Dal 2011, lo certificano i dati del ministero dell’Economia, la quota di investimenti pubblici ordinari al Sud è scesa sotto il 20% del totale. A fronte del 33% di popolazione e persino a fronte del 23% di tasse pagate da persone e imprese meridionali. Ormai il Mezzogiorno non riceve più neppure gli investimenti che potrebbe pagarsi da solo, con il proprio pur modesto gettito fiscale. Ma un governo che investe sempre e solo in un’area del paese non è un governo savio perché nessuna nazione si sviluppa armoniosamente se abbandona una delle sue parti. E l’errore investe particolare gravità se la parte abbandonata è quella dove vivono più giovani. La palla al piede dell’Italia non è il Mezzogiorno: è l’incapacità di vedere lontano, nel tempo e nello spazio. La palla al piede dell’Italia è l’inadeguatezza politica e culturale della classe dirigente del Nord.

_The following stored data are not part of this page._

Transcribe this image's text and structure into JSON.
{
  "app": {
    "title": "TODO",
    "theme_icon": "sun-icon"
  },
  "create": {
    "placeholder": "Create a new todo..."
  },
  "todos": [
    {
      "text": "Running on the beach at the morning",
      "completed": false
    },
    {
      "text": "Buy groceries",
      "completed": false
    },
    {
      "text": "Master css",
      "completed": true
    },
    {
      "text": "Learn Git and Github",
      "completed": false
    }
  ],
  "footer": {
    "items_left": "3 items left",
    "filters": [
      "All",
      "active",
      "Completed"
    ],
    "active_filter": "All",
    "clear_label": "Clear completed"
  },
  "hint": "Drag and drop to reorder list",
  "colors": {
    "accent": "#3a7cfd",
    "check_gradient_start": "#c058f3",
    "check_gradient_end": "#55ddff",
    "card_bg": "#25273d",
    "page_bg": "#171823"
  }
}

Ecco perché, di fronte al progressivo e devastante declino dell’Italia e all’incapacità della sua classe dirigente nel correggere gli errori, bisogna chiedersi se non convenga a tutti, ma intanto non convenga a noi meridionali, rafforzare la nostra autonomia senza escludere, in prospettiva, la possibilità di ritrovare la propria indipendenza. Certo, non per resuscitare uno o più staterelli ottocenteschi, ma per partecipare al progetto di aggregazione politica europea degli stati o delle macroregioni con cultura e voce proprie, quella cultura mediterranea finora poco rappresentata nella stessa Unione europea. In Europa è anzi in atto un processo di impoverimento industriale ed economico degli Stati mediterranei che per taluni aspetti ricorda quanto accaduto con l’unità d’Italia. In opposizione a tale andamento, occorre ripensare le politiche si mera austerità, rilanciando una politica di perequazione europea che punti alla coesione non solo economica ma dei diritti.

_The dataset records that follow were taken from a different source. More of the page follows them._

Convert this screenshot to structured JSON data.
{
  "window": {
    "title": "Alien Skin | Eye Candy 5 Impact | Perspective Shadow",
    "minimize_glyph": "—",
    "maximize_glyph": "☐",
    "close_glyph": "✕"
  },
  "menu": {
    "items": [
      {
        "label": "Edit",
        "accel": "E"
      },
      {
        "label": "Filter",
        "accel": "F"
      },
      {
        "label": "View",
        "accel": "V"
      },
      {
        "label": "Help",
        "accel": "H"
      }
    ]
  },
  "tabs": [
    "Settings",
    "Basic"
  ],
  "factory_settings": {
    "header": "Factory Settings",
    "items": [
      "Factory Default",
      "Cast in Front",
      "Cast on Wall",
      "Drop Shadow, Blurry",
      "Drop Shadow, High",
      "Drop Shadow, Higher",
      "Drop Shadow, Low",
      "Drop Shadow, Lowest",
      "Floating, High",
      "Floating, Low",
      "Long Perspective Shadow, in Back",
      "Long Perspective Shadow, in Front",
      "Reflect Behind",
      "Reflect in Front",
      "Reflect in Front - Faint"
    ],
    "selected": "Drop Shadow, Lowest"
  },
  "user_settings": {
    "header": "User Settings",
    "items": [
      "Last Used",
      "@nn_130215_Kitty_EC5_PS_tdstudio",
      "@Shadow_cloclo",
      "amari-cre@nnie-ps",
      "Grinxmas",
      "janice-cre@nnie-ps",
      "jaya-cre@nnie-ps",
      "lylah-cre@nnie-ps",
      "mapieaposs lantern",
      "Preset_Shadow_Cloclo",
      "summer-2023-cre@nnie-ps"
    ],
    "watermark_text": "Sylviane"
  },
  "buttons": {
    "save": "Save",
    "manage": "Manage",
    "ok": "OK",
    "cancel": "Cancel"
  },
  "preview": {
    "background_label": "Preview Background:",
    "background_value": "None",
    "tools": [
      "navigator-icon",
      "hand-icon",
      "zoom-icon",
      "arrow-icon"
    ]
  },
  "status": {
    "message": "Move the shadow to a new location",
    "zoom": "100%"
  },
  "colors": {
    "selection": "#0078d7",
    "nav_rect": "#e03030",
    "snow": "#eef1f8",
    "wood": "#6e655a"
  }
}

Ove nel breve periodo da parte dello Stato italiano non vi sia una decisa inversione di rotta politica nei confronti del Mezzogiorno, dobbiamo porre con chiarezza, come cittadini dell’Italia Mediterranea, l’opzione politica dell’autonomia. Una opzione che potrebbe spingersi fino all’indipendenza, senza escludere nessun percorso pacifico di avvicinamento all’obiettivo, a partire dalla macroregione, ente che potrebbe unire le sei regioni a statuto ordinario del Sud continentale, previsto nella Costituzione vigente. La macroregione potrebbe poi conquistarsi maggiori gradi di autonomia, sul modello di quanto già previsto per la Sicilia. Fino ad arrivare alla vera e propria indipendenza. In ogni caso il nostro territorio deve ritrovare una strada propria, in modo da poter partecipare da protagonisti al processo di costruzione di una Unione europea non più delle banche ma dei cittadini.

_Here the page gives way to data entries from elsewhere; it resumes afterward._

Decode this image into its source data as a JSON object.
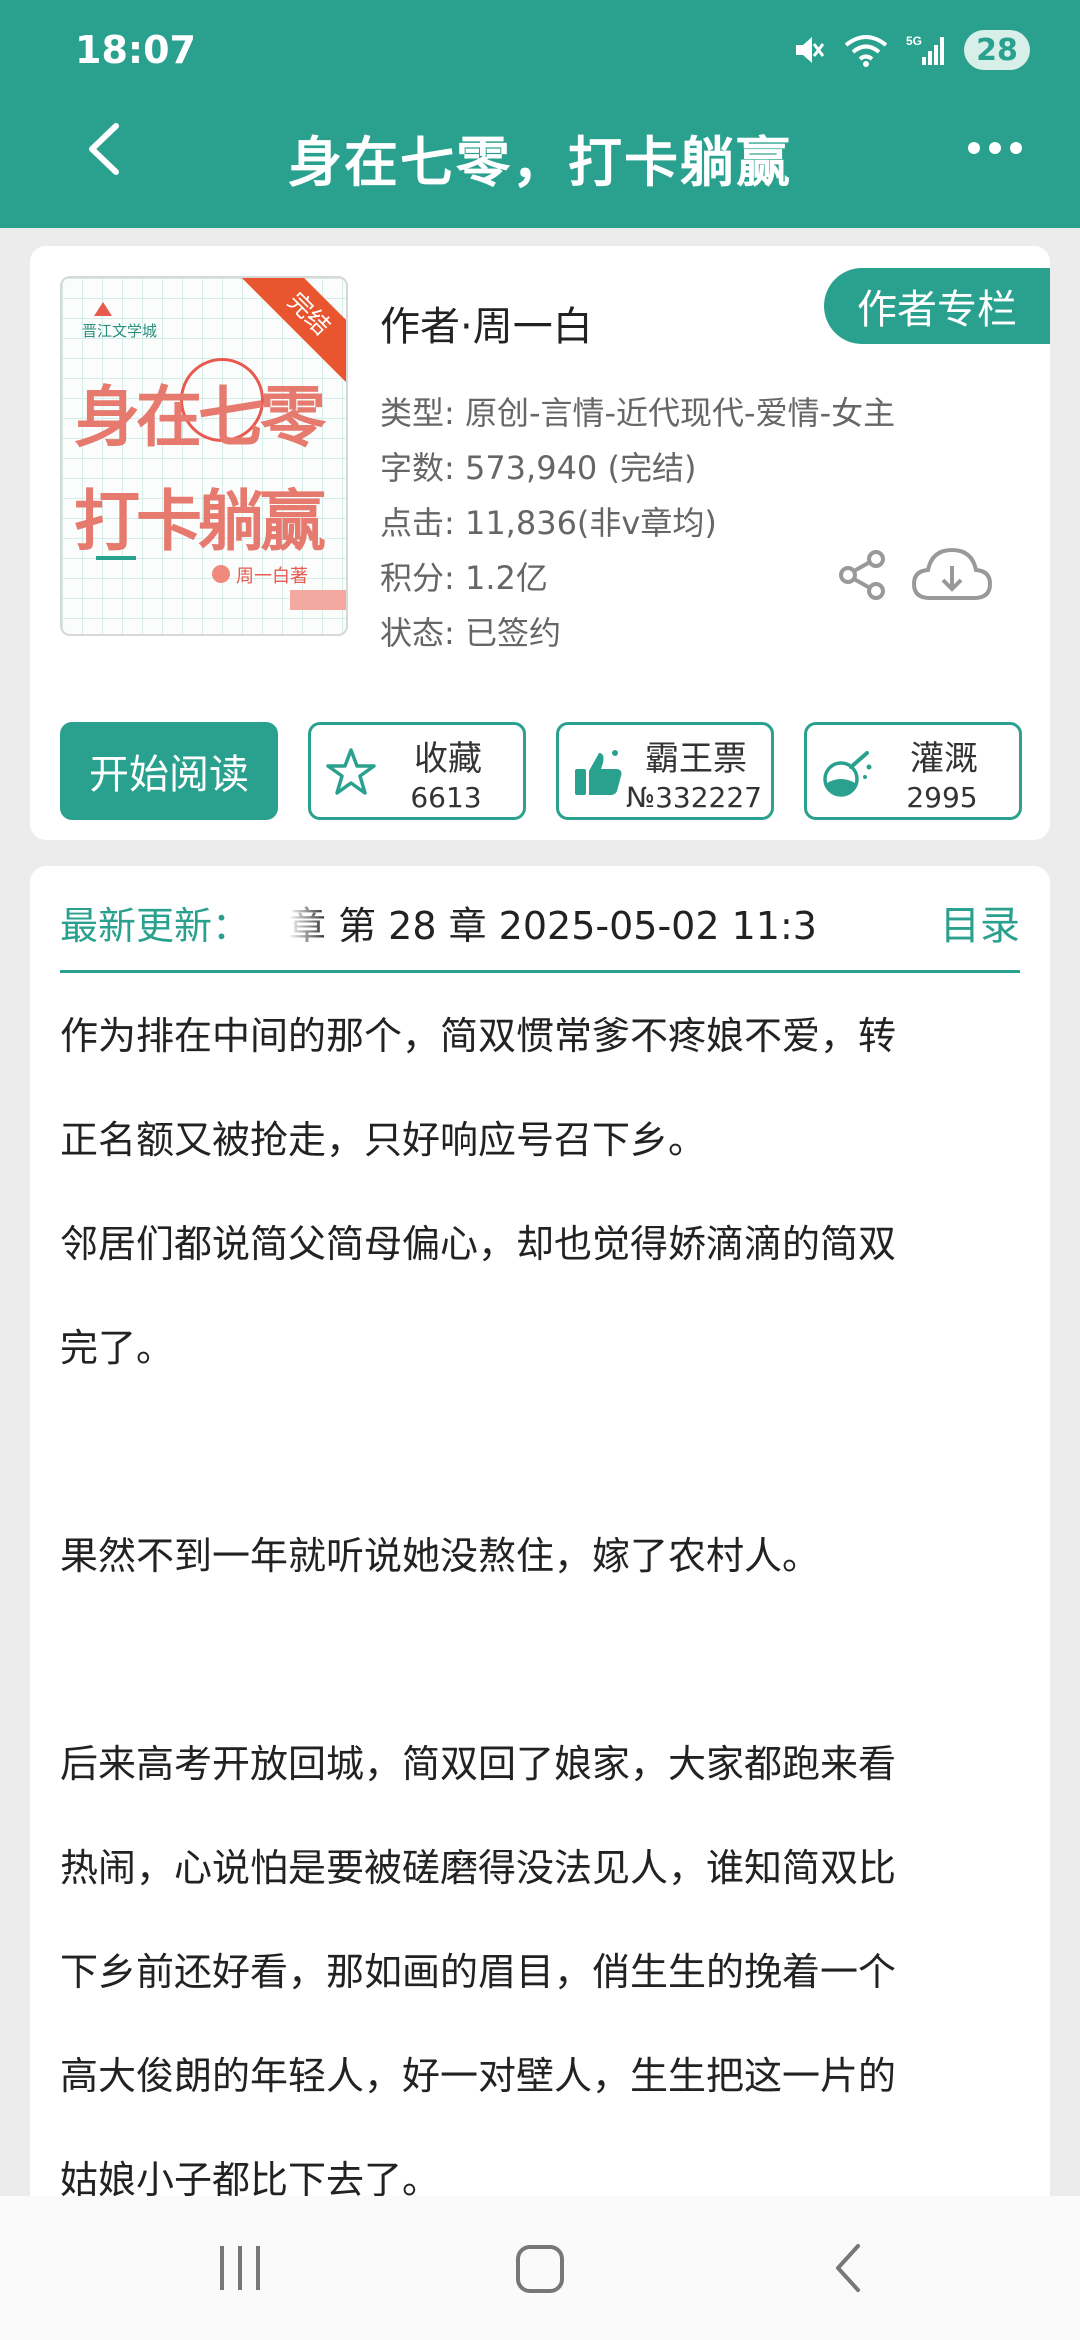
{
  "status": {
    "time": "18:07",
    "battery": "28",
    "network": "5G"
  },
  "nav": {
    "title": "身在七零，打卡躺赢",
    "back_icon": "chevron-left-icon",
    "more_icon": "more-dots-icon"
  },
  "colors": {
    "accent": "#2aa18e",
    "badge": "#e8552e"
  },
  "book": {
    "cover": {
      "publisher": "晋江文学城",
      "title_line1": "身在七零",
      "title_line2": "打卡躺赢",
      "author": "周一白著",
      "ribbon": "完结"
    },
    "author_line": "作者·周一白",
    "author_column_label": "作者专栏",
    "meta": [
      "类型: 原创-言情-近代现代-爱情-女主",
      "字数: 573,940 (完结)",
      "点击: 11,836(非v章均)",
      "积分: 1.2亿",
      "状态: 已签约"
    ]
  },
  "actions": {
    "read_label": "开始阅读",
    "favorite": {
      "label": "收藏",
      "value": "6613",
      "icon": "star-icon"
    },
    "vote": {
      "label": "霸王票",
      "value": "№332227",
      "icon": "thumbs-up-icon"
    },
    "nutrient": {
      "label": "灌溉",
      "value": "2995",
      "icon": "flask-icon"
    }
  },
  "update": {
    "label": "最新更新：",
    "text": "章  第 28 章  2025-05-02 11:3",
    "toc_label": "目录"
  },
  "synopsis": [
    "作为排在中间的那个，简双惯常爹不疼娘不爱，转",
    "正名额又被抢走，只好响应号召下乡。",
    "邻居们都说简父简母偏心，却也觉得娇滴滴的简双",
    "完了。",
    "",
    "果然不到一年就听说她没熬住，嫁了农村人。",
    "",
    "后来高考开放回城，简双回了娘家，大家都跑来看",
    "热闹，心说怕是要被磋磨得没法见人，谁知简双比",
    "下乡前还好看，那如画的眉目，俏生生的挽着一个",
    "高大俊朗的年轻人，好一对壁人，生生把这一片的",
    "姑娘小子都比下去了。"
  ]
}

Nel Parlamento nonostante l’ambiguità dell’esito elettorale del febbraio 2013 si è aperta una fase di revisione della Costituzione dai profili quanto mai incerti. Altri saggi, stavolta 35, sono stati nominati, al solito con una scarsa attenzione verso i meridionali. Ecco perché nei prossimi due anni Unione Mediterranea dovrà ritagliarsi uno spazio da protagonista e intervenire con proprie iniziative pubbliche nonché chiedere audizioni alle Camere per sostenere le proprie argomentazioni.

Costruiamo una piena autonomia e l’Italia Mediterranea potrà guardarsi con i propri occhi e non con quelli distorti di chi deve alimentare e confermare comodi luoghi comuni. Il Mezzogiorno potrà liberarsi degli alibi che vedono sempre negli altri la responsabilità della propria inadeguatezza. Il territorio che si riconosceva nella bandiera delle Due Sicilie potrà riannodare il filo spezzato della sua storia, mettendosi alla prova per vedere se saprà recuperare e meritare i primati di cui è stato capace nella scienza, nell’arte, nell’industria, nel rispetto dei beni comuni, nelle conquiste civili. Anche in caso di separazione, l’Unione europea garantirebbe, come in Slovacchia, al Sud indipendente una moneta accettata in tutto il mondo, garantirebbe la libertà di circolazione ai tanti meridionali non più residenti nel proprio territorio d’origine e garantirebbe finalmente alle Terre mediterranee, le Terre del Sole, di diventare arbitri del proprio destino nell’ambito di un progetto comunitario di crescita, sicurezza, sviluppo umano e materiale.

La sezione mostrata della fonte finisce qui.